Beyond its culinary delights, making Tom Kha Gai has become a form of self-care for me. The rhythmic chopping of vegetables, the simmering aroma of coconut milk and spices, it's a meditative process that allows me to unwind and de-stress after a hectic day. The act of creating something delicious and nourishing for my family brings me immense joy. It’s more than just cooking; it’s an act of love, a way to show my family that I care about their well-being. And let’s be honest, the compliments I get after serving this soup are a definite mood booster! So, if you’re looking for a recipe that’s both delicious and deeply satisfying, look no further. Give this Tom Kha Gai a try, and you’ll soon understand why it's become one of my absolute favorites.

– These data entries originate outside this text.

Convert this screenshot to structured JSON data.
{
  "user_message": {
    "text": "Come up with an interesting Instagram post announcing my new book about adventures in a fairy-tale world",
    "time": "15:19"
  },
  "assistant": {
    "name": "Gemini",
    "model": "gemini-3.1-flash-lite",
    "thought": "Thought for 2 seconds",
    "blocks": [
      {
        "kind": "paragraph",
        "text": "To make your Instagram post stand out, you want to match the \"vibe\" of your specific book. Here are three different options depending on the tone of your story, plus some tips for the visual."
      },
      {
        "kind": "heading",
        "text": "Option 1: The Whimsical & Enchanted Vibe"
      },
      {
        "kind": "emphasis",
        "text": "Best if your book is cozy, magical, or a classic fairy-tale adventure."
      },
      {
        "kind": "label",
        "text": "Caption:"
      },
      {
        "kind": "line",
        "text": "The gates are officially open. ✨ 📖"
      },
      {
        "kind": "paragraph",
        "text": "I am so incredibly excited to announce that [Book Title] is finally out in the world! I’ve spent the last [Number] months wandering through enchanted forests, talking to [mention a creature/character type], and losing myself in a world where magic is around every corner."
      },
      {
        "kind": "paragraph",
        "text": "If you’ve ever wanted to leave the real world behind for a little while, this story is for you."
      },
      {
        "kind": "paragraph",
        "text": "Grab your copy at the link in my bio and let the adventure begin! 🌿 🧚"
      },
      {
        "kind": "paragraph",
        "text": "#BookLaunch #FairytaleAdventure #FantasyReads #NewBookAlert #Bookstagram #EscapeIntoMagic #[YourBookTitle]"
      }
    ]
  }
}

Ingredients I typically use:

  • Chicken breasts (you can also use thighs or even substitute with tofu)
  • Coconut milk (full-fat for the richest flavor)
  • Lemongrass – essential for that signature Tom Kha aroma
  • Galangal – adds a unique, slightly spicy warmth
  • Kaffir lime leaves – their citrusy fragrance is unforgettable
  • Thai chilies – adjust to your preferred level of heat
  • Oyster mushrooms (or any mushroom you prefer)
  • Onions
  • Tomatoes
  • Cilantro – for a fresh, herbaceous finish
  • Lime juice – for that essential tang
  • Salt – to taste

Tips for success:

  • Use fresh, high-quality ingredients whenever possible. The difference in flavor is remarkable.
  • Don’t boil the coconut milk; simmer gently to prevent it from curdling.
  • Taste and adjust seasonings as you go. This is your chance to personalize the recipe!
  • Garnish generously with fresh cilantro and a squeeze of lime before serving.

This Tom Kha Gai recipe is more than just a meal; it's an experience. It's a reminder to slow down, savor the process, and nourish both body and soul. I hope you enjoy it as much as I do!